Kader, Cumhurbaşkanı Tayyip Erdoğan ile yazar ben Necati
Doğru’yu “aynı söylemde” buluşturdu.
İlk defa oluyor.
İlk kez aynı görüşteyiz.
Daha doğrusu Cumhurbaşkanı, yıllardır yazdığım ve 16 Temmuz FETÖ
darbe girişimi gecesi tekrarlayarak ertesi gün yayımlanan yazıma
geçirdiğim “seçimle gelen, seçimle
gider” söylemini Venezuela Başkanı Maduro’ya destek
çıkmak için tekrarla yıp benim durduğum noktaya geldi: Sandıkla
gelen, sandıkla gider.
Kaderin intikamı.
Ve kaderin bana ikramı.
Nasıl ki Venezuela Başkanı Maduro’nun dün birlikte, beraber
oldukları bugün onu indirmek için harekete geçtiyse aynısı Tayyip
Erdoğan’ın başına gelmişti. Birlikte, beraber olup, birlikte
yürüdüğü, hiçbir desteği esirgemediği Fetullah cemaati, sinsi,
kara, ABD maşası bir terör örgütü FETÖ’ye dönüşmüş, Erdoğan’ı
darbeyle indirmeye kalkmıştı. 249 vatandaşımız hayatını yitirmiş;
Türk Ordusu, Latin Amerika ve Ortadoğu ülkelerinin orduları gibi
kendi halkına ateş eden çirkin görüntü içine düşmüştü.
Ben o gece yazmıştım:
“Demo: Halk.
Krasi: Gücü.
Demokrasi:
Halkın gücü.
Halk, darbeciyi niçin dinlesin? Seçimle gelen, seçimle gitsin. Halk
getirdi. Halk götürsün. Demokrasi bayramı işte o zaman olsun.”
★★★
O yazıda yine yazmıştım:
“Bu tabloya en
küçük bir yakınlık, sempati duymak bile mümkün değil.

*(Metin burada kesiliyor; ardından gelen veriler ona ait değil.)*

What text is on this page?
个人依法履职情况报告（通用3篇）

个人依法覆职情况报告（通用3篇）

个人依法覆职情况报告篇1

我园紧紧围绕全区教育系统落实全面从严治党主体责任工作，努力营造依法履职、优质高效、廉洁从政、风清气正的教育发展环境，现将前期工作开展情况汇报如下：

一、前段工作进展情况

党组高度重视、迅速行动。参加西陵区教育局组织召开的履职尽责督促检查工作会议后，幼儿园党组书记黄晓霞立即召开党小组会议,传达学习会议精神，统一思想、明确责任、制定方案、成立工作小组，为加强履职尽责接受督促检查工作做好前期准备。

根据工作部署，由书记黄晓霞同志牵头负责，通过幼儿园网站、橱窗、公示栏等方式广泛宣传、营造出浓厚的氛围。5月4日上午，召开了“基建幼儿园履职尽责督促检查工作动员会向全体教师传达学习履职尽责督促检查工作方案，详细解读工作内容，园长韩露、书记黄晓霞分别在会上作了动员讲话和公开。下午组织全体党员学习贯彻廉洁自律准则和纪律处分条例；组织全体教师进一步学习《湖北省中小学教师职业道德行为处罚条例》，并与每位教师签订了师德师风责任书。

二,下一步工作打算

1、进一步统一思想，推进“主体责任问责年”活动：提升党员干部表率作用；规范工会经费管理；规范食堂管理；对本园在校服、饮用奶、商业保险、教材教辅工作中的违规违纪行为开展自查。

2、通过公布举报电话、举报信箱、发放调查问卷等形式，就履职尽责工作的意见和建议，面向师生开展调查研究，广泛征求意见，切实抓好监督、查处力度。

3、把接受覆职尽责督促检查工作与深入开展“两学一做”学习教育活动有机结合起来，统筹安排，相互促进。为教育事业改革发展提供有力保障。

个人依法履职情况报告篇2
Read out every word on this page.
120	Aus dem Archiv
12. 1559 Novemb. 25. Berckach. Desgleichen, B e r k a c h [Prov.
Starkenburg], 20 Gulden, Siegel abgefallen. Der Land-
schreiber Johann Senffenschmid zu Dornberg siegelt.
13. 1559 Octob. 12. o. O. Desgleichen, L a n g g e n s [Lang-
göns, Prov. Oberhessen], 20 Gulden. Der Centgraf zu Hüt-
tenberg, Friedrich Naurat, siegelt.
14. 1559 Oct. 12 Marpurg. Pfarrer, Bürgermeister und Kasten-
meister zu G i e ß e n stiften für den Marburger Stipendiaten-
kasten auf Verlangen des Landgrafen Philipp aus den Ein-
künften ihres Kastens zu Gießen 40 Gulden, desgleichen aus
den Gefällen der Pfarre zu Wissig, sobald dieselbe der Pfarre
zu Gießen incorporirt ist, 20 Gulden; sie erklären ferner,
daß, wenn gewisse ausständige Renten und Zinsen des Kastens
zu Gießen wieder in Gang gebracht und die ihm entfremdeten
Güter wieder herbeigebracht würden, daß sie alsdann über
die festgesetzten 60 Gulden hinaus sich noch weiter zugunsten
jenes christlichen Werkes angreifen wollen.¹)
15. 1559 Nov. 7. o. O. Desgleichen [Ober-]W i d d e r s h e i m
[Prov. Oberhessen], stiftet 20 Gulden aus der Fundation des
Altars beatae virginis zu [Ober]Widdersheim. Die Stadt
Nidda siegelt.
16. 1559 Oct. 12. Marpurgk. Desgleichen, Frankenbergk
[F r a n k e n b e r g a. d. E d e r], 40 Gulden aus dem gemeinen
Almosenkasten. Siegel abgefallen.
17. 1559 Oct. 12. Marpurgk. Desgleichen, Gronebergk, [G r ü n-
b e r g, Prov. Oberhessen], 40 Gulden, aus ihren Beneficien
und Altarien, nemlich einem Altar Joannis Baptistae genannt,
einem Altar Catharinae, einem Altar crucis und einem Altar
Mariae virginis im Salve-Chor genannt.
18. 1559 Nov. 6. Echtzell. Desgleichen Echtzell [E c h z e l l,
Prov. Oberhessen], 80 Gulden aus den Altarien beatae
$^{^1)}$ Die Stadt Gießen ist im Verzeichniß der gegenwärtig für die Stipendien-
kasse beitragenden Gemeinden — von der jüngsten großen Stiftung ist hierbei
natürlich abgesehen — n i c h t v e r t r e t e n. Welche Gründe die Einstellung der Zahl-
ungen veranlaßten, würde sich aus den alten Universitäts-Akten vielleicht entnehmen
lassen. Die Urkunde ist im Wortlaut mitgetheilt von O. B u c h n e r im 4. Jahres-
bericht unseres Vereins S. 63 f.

Bu çağda bir
ordunun düşeceği en saçma manzara bu olmalı… Milletin parasıyla
okumuş, milletin parasıyla altına tank, helikopter, uçak çekmiş.
Gidip Karayılan’ı, Cemil Bayık’ı yakalayıp teslim alamıyor. Kendi
Genelkurmay Başkanı’nı esir alıyor. Bu halk darbeciyi niçin
dinlesin.”
Şu cümleleri de yazmıştım:
“Sen gel Boğaziçi
Köprüsü önünü tanklarla tıka… Sen gel hava meydanlarının kapısını
tankla kes… Sen gel TRT binasının duvarına tankları daya… Sen gel
Meclis girişine tankları sırala…
Görüntüsü bile çirkin.
Hangi çağda kalmışsın.
Naylon darbeciler! İktidarı devirmeye kalktılar. Daha da
güçlendirdiler. Yoksa bu “tezgahlanmış bir darbe” miydi? Danışıklı
dövüşten bir kalkışma mıydı?
Halkın gücü sinmedi.
Tankların üzerine çıktı.
Demokrasi kazandı…”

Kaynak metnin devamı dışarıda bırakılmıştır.